15:00 - 16:30
Wed—Casino_1.811—Poster3—90
Wed-Poster3
Room:
Room: Casino_1.811
Context events bypass the influence of visual adaptation on the perception of causality
Wed—Casino_1.811—Poster3—9002
Presented by: Ben Sommer
Ben Sommer *Martin RolfsSven Ohl
Humboldt-Universität zu Berlin, Germany
When a moving disc stops right next to a second disc that then starts moving in the same direction, we typically perceive a causal launch. Increasing spatial overlap between the two discs reduces the perception of launches such that one disc appears to pass over the other. This basic phenomenology is subject to contextual influences. The impression of a pass can be switched to a launch by presenting a launching context event simultaneously with the test event (Scholl & Nakayama, 2002). Here we investigated the impact of visual adaptation to launches (Rolfs, Dambacher, & Cavanagh, 2013) on these contextual influences.
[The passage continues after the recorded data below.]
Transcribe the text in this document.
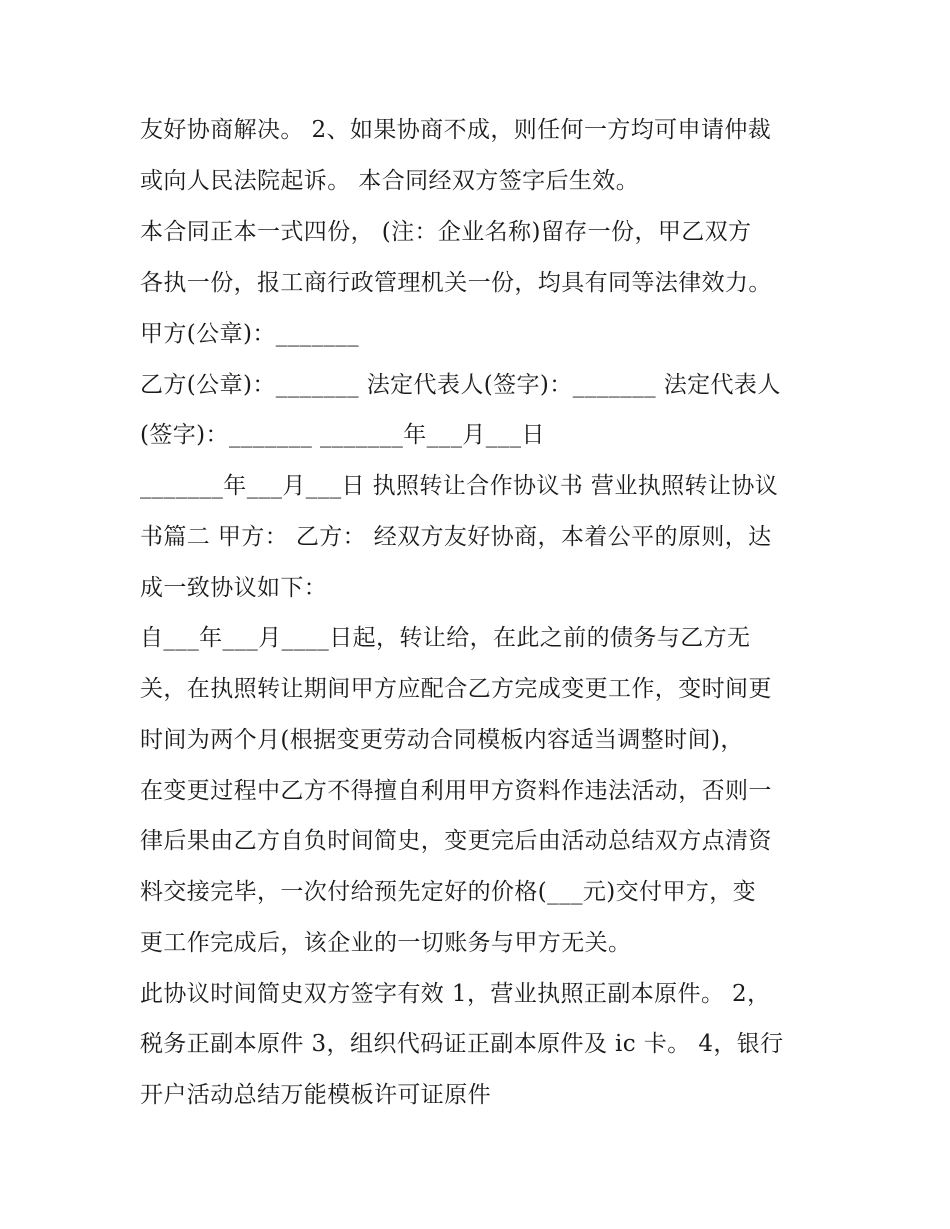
友好协商解决。 2、如果协商不成，则任何一方均可申请仲裁
或向人民法院起诉。 本合同经双方签字后生效。
本合同正本一式四份， (注：企业名称)留存一份，甲乙双方
各执一份，报工商行政管理机关一份，均具有同等法律效力。
甲方(公章)：_______
乙方(公章)：_______ 法定代表人(签字)：_______ 法定代表人
(签字)：_______ _______年___月___日
_______年___月___日 执照转让合作协议书 营业执照转让协议
书篇二 甲方： 乙方： 经双方友好协商，本着公平的原则，达
成一致协议如下：
自___年___月____日起，转让给，在此之前的债务与乙方无
关，在执照转让期间甲方应配合乙方完成变更工作，变时间更
时间为两个月(根据变更劳动合同模板内容适当调整时间)，
在变更过程中乙方不得擅自利用甲方资料作违法活动，否则一
律后果由乙方自负时间简史，变更完后由活动总结双方点清资
料交接完毕，一次付给预先定好的价格(___元)交付甲方，变
更工作完成后，该企业的一切账务与甲方无关。
此协议时间简史双方签字有效 1，营业执照正副本原件。 2，
税务正副本原件 3，组织代码证正副本原件及 ic 卡。 4，银行
开户活动总结万能模板许可证原件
We presented test events with parametrically varying amounts of disc overlap and asked observers to report whether they perceived a causal launch or non-causal pass—allowing us to obtain psychometric functions for the perception of causality. Before adaptation, a simultaneous launch context event increased (while a pass context event decreased) the proportion of reported launches in ambiguous events. Subsequent adaptation significantly decreased the proportion of reported launches in trials without a context event. However, simultaneous launch context events counteracted the influence of visual adaptation, such that the proportion of reported launches was unaffected by the visual adaptation.
Thus, attenuating the perception of causality did not abolish contextual influences. On the contrary, contextual influences emerged strongest after adaptation. We conclude that weaker evidence for the presence of a causal interaction at the test event location—here induced by adaptation to launches—increased the influence of context on the perception of causality.